Les cuento la anécdota que precede a este comentario. Folio en blanco y, por delante, varios caracteres para escribir. El tema está claro: una cena de Navidad, solidaria, para los más necesitados, preparada por estrellas de la cocina y servida por voluntarios. Todo es bueno… de hecho, todo es demasiado bueno.
La terrible deformación profesional me empuja a buscar el lado polémico, casi oscuro de la noticia. ¿Quién gana, quién se anuncia? Ese punto de escepticismo al que parece obligado recurrir para convencerte de que nadie te da gato por liebre. Y entonces empiezo a mirar las imágenes. Caras sonrientes. Abrazos. 800 personas disfrutando de una cena especial, acompañadas. Y niños, hasta 150 niños. Y me doy cuenta de lo patética que resulta esa búsqueda mía. Me doy cuenta de que, a veces, la vida es sencilla y que buscar oscuridad en medio de la luz resulta, además de patético, inútil.

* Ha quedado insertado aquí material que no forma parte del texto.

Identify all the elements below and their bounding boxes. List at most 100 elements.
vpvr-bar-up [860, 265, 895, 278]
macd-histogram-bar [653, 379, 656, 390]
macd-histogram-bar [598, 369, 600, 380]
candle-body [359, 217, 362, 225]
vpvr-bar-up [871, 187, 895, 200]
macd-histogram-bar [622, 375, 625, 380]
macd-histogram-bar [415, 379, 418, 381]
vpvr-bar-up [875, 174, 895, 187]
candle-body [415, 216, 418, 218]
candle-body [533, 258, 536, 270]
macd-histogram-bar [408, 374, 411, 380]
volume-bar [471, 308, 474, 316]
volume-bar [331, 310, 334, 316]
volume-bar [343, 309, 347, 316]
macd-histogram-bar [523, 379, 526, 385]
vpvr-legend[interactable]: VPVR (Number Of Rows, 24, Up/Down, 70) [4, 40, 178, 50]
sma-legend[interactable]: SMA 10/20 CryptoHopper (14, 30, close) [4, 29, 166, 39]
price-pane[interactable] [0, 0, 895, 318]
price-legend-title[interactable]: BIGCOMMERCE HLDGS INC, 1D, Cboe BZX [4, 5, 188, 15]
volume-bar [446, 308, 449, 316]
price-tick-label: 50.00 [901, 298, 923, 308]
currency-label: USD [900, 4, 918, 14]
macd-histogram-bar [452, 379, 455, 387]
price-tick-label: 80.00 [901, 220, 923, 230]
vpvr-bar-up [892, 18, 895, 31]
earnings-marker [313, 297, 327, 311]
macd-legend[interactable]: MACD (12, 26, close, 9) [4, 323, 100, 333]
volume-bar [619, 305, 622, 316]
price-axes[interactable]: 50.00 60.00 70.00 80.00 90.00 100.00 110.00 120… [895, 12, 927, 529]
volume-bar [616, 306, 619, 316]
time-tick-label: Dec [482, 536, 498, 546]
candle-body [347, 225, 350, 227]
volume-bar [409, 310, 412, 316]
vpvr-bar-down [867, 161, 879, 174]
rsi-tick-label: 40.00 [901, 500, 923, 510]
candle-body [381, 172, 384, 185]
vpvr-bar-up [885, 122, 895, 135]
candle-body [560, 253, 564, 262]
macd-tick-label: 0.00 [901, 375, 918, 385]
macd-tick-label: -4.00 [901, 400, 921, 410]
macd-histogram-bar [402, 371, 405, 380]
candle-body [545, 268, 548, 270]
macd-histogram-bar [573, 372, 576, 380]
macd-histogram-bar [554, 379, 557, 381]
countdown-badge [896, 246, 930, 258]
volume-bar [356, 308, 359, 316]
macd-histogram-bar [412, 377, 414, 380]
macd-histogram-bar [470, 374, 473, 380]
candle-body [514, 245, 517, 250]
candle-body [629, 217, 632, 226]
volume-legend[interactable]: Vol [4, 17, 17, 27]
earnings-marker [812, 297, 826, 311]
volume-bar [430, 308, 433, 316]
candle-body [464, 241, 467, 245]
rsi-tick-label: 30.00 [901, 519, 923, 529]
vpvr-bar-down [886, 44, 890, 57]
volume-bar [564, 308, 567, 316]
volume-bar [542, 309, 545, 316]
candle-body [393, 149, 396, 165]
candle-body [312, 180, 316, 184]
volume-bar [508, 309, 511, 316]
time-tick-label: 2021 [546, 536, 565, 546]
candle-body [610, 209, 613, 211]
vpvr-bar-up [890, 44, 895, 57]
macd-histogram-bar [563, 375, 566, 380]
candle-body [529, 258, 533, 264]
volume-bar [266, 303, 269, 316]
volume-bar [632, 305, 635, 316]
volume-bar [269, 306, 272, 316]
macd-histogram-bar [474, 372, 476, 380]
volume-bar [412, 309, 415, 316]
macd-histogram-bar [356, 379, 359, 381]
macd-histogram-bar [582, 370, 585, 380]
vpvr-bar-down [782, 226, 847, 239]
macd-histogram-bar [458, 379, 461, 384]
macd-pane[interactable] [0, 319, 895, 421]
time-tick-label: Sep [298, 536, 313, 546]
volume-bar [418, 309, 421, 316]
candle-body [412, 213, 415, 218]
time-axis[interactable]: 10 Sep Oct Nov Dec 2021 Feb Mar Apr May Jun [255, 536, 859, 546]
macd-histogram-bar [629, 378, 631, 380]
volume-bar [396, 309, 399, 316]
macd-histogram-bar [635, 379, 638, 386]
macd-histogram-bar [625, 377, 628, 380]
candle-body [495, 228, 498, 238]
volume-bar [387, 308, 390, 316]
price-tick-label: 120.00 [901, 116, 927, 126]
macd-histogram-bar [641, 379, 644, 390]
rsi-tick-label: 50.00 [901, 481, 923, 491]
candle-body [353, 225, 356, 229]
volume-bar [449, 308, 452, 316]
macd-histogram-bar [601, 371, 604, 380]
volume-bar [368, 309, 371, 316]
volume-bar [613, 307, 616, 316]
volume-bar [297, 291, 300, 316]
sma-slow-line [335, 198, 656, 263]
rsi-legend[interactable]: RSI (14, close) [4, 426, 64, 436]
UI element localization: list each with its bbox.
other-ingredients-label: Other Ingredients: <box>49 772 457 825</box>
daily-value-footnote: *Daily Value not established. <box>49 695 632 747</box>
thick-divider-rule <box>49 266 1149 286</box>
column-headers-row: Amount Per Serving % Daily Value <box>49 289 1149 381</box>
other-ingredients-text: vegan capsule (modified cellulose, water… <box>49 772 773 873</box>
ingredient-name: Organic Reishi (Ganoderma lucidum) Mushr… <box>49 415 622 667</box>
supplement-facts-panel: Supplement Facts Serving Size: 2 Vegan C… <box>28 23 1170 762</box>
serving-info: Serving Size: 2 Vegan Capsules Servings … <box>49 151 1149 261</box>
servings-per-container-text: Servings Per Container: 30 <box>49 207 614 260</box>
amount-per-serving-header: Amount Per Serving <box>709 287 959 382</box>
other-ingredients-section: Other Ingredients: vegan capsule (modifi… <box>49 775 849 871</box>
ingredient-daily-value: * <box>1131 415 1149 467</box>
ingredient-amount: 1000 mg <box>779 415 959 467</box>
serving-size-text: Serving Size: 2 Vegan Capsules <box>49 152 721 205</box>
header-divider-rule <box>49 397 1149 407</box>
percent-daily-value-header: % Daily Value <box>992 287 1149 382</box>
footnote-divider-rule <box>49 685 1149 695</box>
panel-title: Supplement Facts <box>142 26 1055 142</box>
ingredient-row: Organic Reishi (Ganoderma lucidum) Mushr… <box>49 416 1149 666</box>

La iniciativa Te invito a cenar, celebrada este domingo por cuarto año consecutivo, ha conseguido, en unas pocas horas, llevar alegría a más de 800 personas necesitadas a las que, seguramente, lo de menos les ha parecido la riquísima comida que han disfrutado y lo de más, sentirse importantes, protagonistas, ser especiales durante un día. Te invito a cenar ha conseguido, también, ensanchar el corazón de las decenas de voluntarios que atendían a los especialísimos comensales y que, a buen seguro, pagarían si fuera necesario por repetir experiencia porque –eso es indudable– ayudar hace feliz.
Si noticias como la del tristemente célebre padre de Nadia –que pedía ayuda para su hija y al que hay que referirse ahora como presunto estafador– pueden endurecer el alma humana, noches como la de este domingo deben servir para recuperar la fe en la tan contaminada palabra caridad.
Hay gente muy buena; hay luz en medio del sufrimiento y hay días del año en los que parece más necesario que nunca pensar en los demás. Hagámoslo. Y feliz y sencilla Navidad.